As they report in PLOS One, the National Cancer Institute's Yves Pommier and colleagues from the US and Brazil brought together whole-exome sequence data with pharmacological response profiles for the NCI-60 collection, a set of publicly available cancer cell lines from nine tissues of origin. Along with almost 1,200 homozygous variants predicted to upend the function of resulting proteins, the exome sequencing experiments uncovered more than 2,500 genes with altered expression profiles in cancer lines compared to controls from the same tissue type. Moreover, the researchers identified more than 103,000 variants that seem to impact response to one or more of the nearly 20,000 compounds tested on the NCI-60 lines.
In PLOS Genetics, an international team led by investigators at the University of California, Los Angeles, and Stanford University highlights the coronary artery disease-related pathways and gene networks it identified using an integrative genomics approach. Using data for tens of thousands of cases and controls enrolled through GWAS performed by the CARDIoGRAM consortium or the Ottawa Heart Institute — together with available gene expression, pathway, and tissue-specific gene network data — the researchers saw signs of coronary artery disease contributions from lipid metabolism, immunity, and coagulation-related pathways, as well as networks of genes with poorly understood functions. "Our results suggest genetic influences on a diverse set of both known and novel biological processes that contribute to [coronary artery disease] risk," the study's authors say. "The key driver genes for these networks highlight potential novel targets for further mechanistic studies and therapeutic interventions."

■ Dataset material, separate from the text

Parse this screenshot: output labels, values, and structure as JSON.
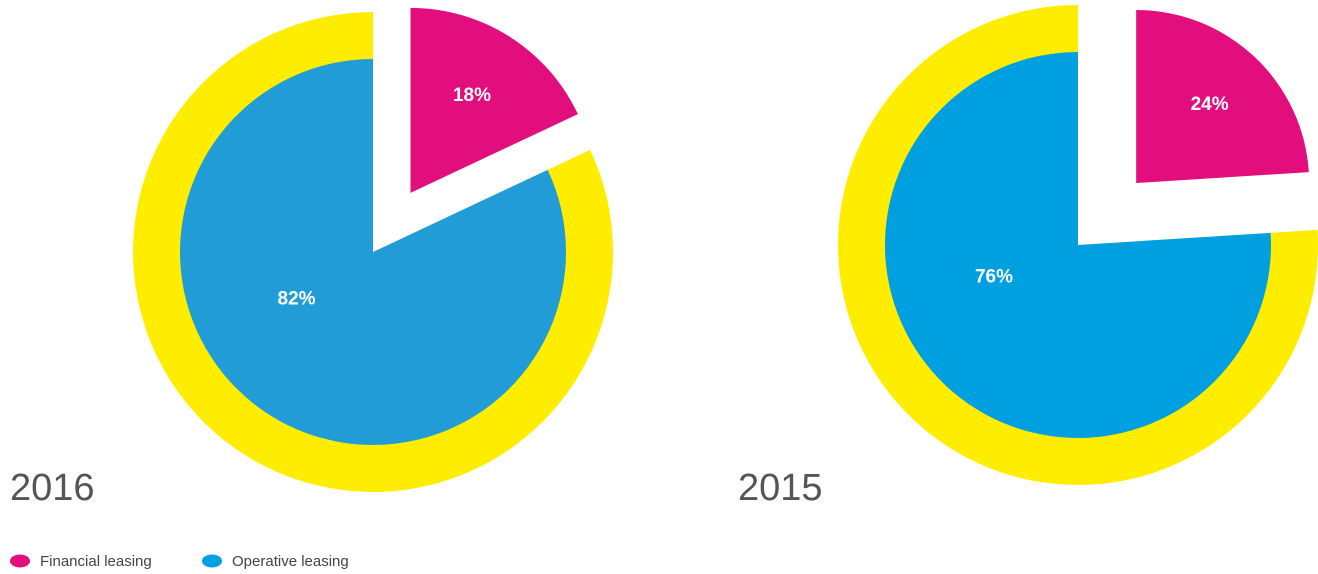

Researchers from Brazil and the US did transcriptome sequencing on tissues taken during different stages of development in Anopheles aquasalis, a mosquito species known for carrying malaria in South and Central America. The team described results from its analysis of 419,000 complementary DNA reads in PLOS Neglected Tropical Diseases, noting that the mosquito appears to produce transcripts coding for proteins similar to those found in the related malaria-transmitting mosquito An. darlingi. The work also revealed transcripts that are specifically expressed during different stages of An. aquasalis development, as well as genes showing enhanced or diminished expression in female mosquitoes during blood feeding and digestion.